И вот она в легком платье, и бесятся сквозь листву золотистые зайчики, и устлана мхом едва заметная тропка. Которая выведет нас, мы откуда-то знаем, к тихому озеру, и будет в нем отражаться небо, будет серебреть луг, такой как у Андрея Белого, где жадно целует простушку ромашку шмель, а травы вслушиваются в аромат незабудок. И мы будем смотреть друг другу в глаза и говорить о главном. И исчезнут для нас это озеро с небом, и не станет вокруг ничего, заполнит весь мир это главное.
Какая сегодня Наташка! Какое небо! А я — пустой.
Хочу настроить себя на лад, изумляться, летать — и не могу.
Зачем я позвонил домой, зачем?
— Ах да, Юрий Васильевич умер! — вспомнили на последней монете. — Да так нехорошо, захлебнулся. Через час будут выносить.
“Кто он тебе? — спрашиваю себя опять. — Все когда-то уходят, надо переступить и жить”.
А впереди поглядывает через плечо лукавая солнечная Наташка.
— Чего вареный такой? — в меня летит великолепная шишка. Подбиваю ее шведой и мягко ловлю на носок. Наташка аплодирует.

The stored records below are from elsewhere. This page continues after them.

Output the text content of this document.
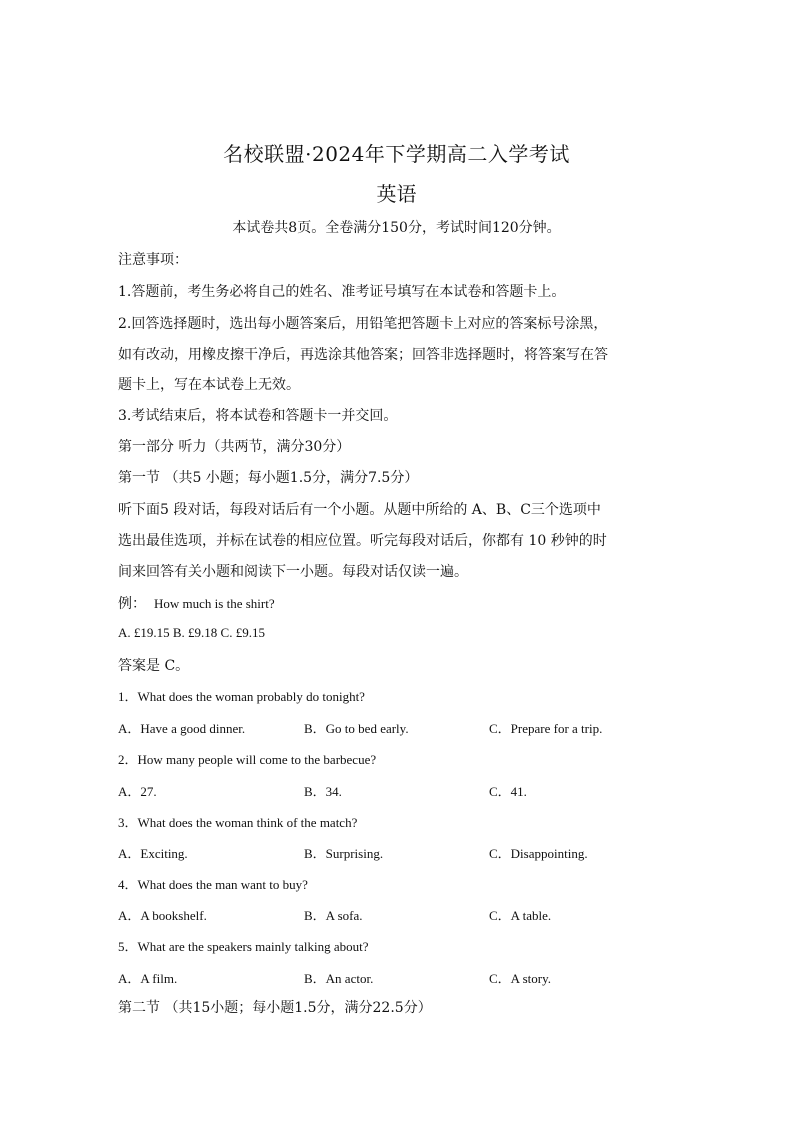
名校联盟·2024年下学期高二入学考试
英语
本试卷共8页。全卷满分150分，考试时间120分钟。
注意事项：
1.答题前，考生务必将自己的姓名、准考证号填写在本试卷和答题卡上。
2.回答选择题时，选出每小题答案后，用铅笔把答题卡上对应的答案标号涂黑，
如有改动，用橡皮擦干净后，再选涂其他答案；回答非选择题时，将答案写在答
题卡上，写在本试卷上无效。
3.考试结束后，将本试卷和答题卡一并交回。
第一部分 听力（共两节，满分30分）
第一节 （共5 小题；每小题1.5分，满分7.5分）
听下面5 段对话，每段对话后有一个小题。从题中所给的 A、B、C三个选项中
选出最佳选项，并标在试卷的相应位置。听完每段对话后，你都有 10 秒钟的时
间来回答有关小题和阅读下一小题。每段对话仅读一遍。
例： How much is the shirt?
A. £19.15 B. £9.18 C. £9.15
答案是 C。
1．What does the woman probably do tonight?
A．Have a good dinner.	B．Go to bed early.	C．Prepare for a trip.
2．How many people will come to the barbecue?
A．27.	B．34.	C．41.
3．What does the woman think of the match?
A．Exciting.	B．Surprising.	C．Disappointing.
4．What does the man want to buy?
A．A bookshelf.	B．A sofa.	C．A table.
5．What are the speakers mainly talking about?
A．A film.	B．An actor.	C．A story.
第二节 （共15小题；每小题1.5分，满分22.5分）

Мне было лет тринадцать, когда он, бывший футболист, поселился в нашем доме. Он играл еще в брестском “Спартаке”, и я не мог видеть его на поле. Но он был из волшебного мира футбола, и этого достаточно, чтобы каждое слово ловилось с благоговением. Кажется, ему это льстило. Иногда он выносил во двор мяч и, отставив покалеченную в аварии ногу, обстоятельно объяснял мне технику “сухого листа”. Говорил он длинно и поучительно, особенно когда бывал пьян.
Иногда он звал меня к себе. Жил один, мебели почти не было: кровать, несколько стульев, старый телевизор и большие картонные коробки. Визит обычно увенчивал подарок, извлекаемый почти наугад. Это могла быть программка, желтая газетная вырезка, игровой снимок.
Держа в руке уже мой трофей, Юрий Васильевич не торопился его вручать, и я знал, что пойдут воспоминания. Рассказывал он путано, непонятно, но эти несвязные обрывки вели меня в красочный и таинственный мир, который я рисовал себе сам. Порой он надолго умолкал, глядя на старую фотографию, и мне хотелось быстрее получить положенное и уйти.
Однажды он отпустил меня ни с чем — я хорошо помню тот снимок, желтоватый, с волнистыми от фигурного резака краями. Молодой чубатый Юрий Васильевич в обнимку с товарищем после выигранного матча в коротких, по тогдашней моде, трусах, футболки через плечо, улыбаются. Он долго сидел в отрешении, опустив снимок между колен и глядя куда-то в низ стены, а потом, резко поднявшись, поковылял к коробке и бросил карточку обратно. Он молча взял меня за плечо и повел к выходу.
— Никогда никого не предавай! — произнес он, прежде чем выставить меня за дверь, и я добрую неделю носил обиду.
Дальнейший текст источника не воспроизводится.